Disc sales and rentals are a shadow of what they once were

VHS and disc sales and rentals US 1999-2008In 1999, the VHS tape rental and sales market was worth $12 billion in the US. In 2011, disc sales and rentals generated $14 billion, and the VHS market was effectively dead. In 2022, disc sales and rentals generated $2.3 billion, while streaming video (SVOD, digital rentals, and sales) generated $34 billion.

The quality and convenience of DVD and Blu-ray discs made the VHS tape’s demise inevitable. Streaming is an even bigger leap in immediacy and convenience, making the disc’s demise just as inevitable.

Most people can’t watch discs

According to Nielsen, 86% of TV homes (100 million homes) had a DVD or Blu-ray player in 2011. In 2021, penetration had fallen to 56% (68 million homes.) However, I don’t think those 68 million homes could play a DVD if they wanted.

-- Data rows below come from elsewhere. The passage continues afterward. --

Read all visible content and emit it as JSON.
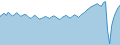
{
  "chart_data": {
    "type": "area",
    "values": [
      72,
      75,
      78,
      74,
      80,
      76,
      73,
      75,
      79,
      76,
      72,
      74,
      76,
      74,
      70,
      68,
      72,
      74,
      70,
      67,
      68,
      70,
      72,
      70,
      68,
      71,
      73,
      71,
      68,
      66,
      70,
      72,
      74,
      71,
      69,
      72,
      75,
      73,
      70,
      74,
      77,
      80,
      84,
      87,
      90,
      92,
      94,
      96,
      93,
      91,
      98,
      100,
      45,
      20,
      55,
      70,
      80,
      88,
      93
    ],
    "color": "#3a8fc4",
    "xlim": [
      0,
      58
    ],
    "ylim": [
      18,
      103
    ],
    "grid": false,
    "tick_labels": false
  }
}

Disc player penetration of TV homes US 2011 2021When was the last time you watched a DVD or Blu-ray disc? Many disc players probably haven’t been used in months, maybe even years. Their remotes may lurk in the back of a drawer somewhere, and they may not even be connected or working anymore. Disk player sales have fallen to a replacement rate or less.

The right time for Netflix to bow out

The disc rental market in the US was worth $600 million in 2022, with the largest portion of the revenue going to Redbox Kiosks. Since Netflix earned $31.6 billion in 2022, DVD.com represented a tiny proportion of that amount. The company is pushing into the game and advertising markets, which have much more potential than DVDs. It was absolutely the right time for the company to shut down its disc business.

So, if DVDs are not the best way to protect the huge catalog of US movies, what is? A non-profit trust is probably the best way to go because there surely isn’t a huge amount of money to be made from them. And that type of approach is what Mr. Rall suggests in his WSJ piece. And while Netflix’s direct involvement with the project might not work, perhaps Reed Hastings, Netflix Chairman, and co-founder, could step up and help get the effort going. After all, he owes the American movie industry a lot for making Netflix what it is today.